I spoke with a number of content creators who have experienced hate raids since the practice started about what they’ve endured and how they want to see Twitch respond.
Here’s how a hate raid can begin, via streamer iamBrandon, who experienced his first hate raid just two weeks ago:
“I had two new viewers who came in and tried to have a casual conversation, but I had previously recognized one of the names as someone who had hate raided someone before so I had my tools ready to stop it instantly. After they spoke for a little bit they followed, then the raid started, then I was follow botted, meaning I had 500 fake accounts added to my account.”
Things can escalate from there. Here’s streamer Zmoke, who describes his own experience:
“A mass of accounts, way too many to count, all flooded the chats, saying to “Behead all (racial slur)s,” and spamming the “Trihard” emote, an emote of a black creator that bigoted members of the Twitch community like to spam whenever a black creator appears on an official Twitch broadcast…It took over an hour to ban all the accounts, and even after, I started receiving follows from accounts that were “IP bots.” Since then, I’ve seen personal information like my name and address appear on Twitch because the bots were able to take my information when I went to ban the account.”
Zmoke doesn’t believe Twitch has the right toolset to combat hate raids at the moment. “As creators we have certain tools like blacklisting and muting words, but these methods don’t work because each bot in the raid is using a different accented letter or a letter from a different keyboard. The only useful tools to combat hate raids are user-generated and don’t even come from Twitch, such as Commander Root, but even that is risky because it can inadvertently cause innocent followers to be deleted from your channel.” He goes on to say that the core problem is systemic, not just hate raids themselves, but roots of racism in these communities and Twitch isn’t doing enough at that level, either.
“Because right now, if you’re not a white male, gaming is not definitively safe for us.”
Streamer uhmaayyze has been on the platform for five years, and is frequently known as a hugely positive creator in the community. And yet the situation and Twitch’s lack of response to it are dispiriting to him.

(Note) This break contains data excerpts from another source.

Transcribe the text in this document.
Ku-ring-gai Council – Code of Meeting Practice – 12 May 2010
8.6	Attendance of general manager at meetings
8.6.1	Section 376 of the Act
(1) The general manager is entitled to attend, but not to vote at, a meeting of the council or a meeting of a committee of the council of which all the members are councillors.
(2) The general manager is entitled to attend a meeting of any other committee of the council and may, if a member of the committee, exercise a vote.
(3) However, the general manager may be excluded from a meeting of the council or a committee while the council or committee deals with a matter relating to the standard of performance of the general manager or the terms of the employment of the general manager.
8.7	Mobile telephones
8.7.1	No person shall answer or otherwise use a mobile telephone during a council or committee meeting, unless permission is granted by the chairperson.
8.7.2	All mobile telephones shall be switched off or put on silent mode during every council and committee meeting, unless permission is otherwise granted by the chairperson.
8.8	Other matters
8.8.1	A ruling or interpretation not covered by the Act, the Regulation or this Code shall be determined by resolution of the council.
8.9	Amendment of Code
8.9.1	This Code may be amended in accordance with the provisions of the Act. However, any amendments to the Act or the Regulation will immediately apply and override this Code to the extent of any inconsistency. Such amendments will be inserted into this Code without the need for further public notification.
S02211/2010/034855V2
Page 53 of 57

“Twitch needs to update its protection and their security, it’s upsetting they let it get this far and create this disaster. They’re talking about bringing something new within in a year. I honestly don’t believe that. The fact that they’re recommending old tools that don’t do crap…I truly believe they don’t know what to do. It’s about the money at this point. Content creators and partnered content creators are getting attacked on this platform every day this month, doxxing, hate raids, addresses given to others’ channels.”
“This is something that’s need attention now.”
Will Twitch pay closer attention to the problem and its roots after A Day Off Twitch? That remains to be seen. I’ve reached out for comment and will update if I hear back. For now, their last response remains this thread from eleven days ago:
Here’s what iamBrandon has to say about that:
“Twitch has had a long history of messing things up then using general PR statements to calm down the community but usually action is not done or is taken way longer. It took them entirely too long to respond to the increase in hate raids, though this isn’t a new situation. They should have had tools to prevent this further years ago. Any statements without actions now aren’t helpful until a solution is given.”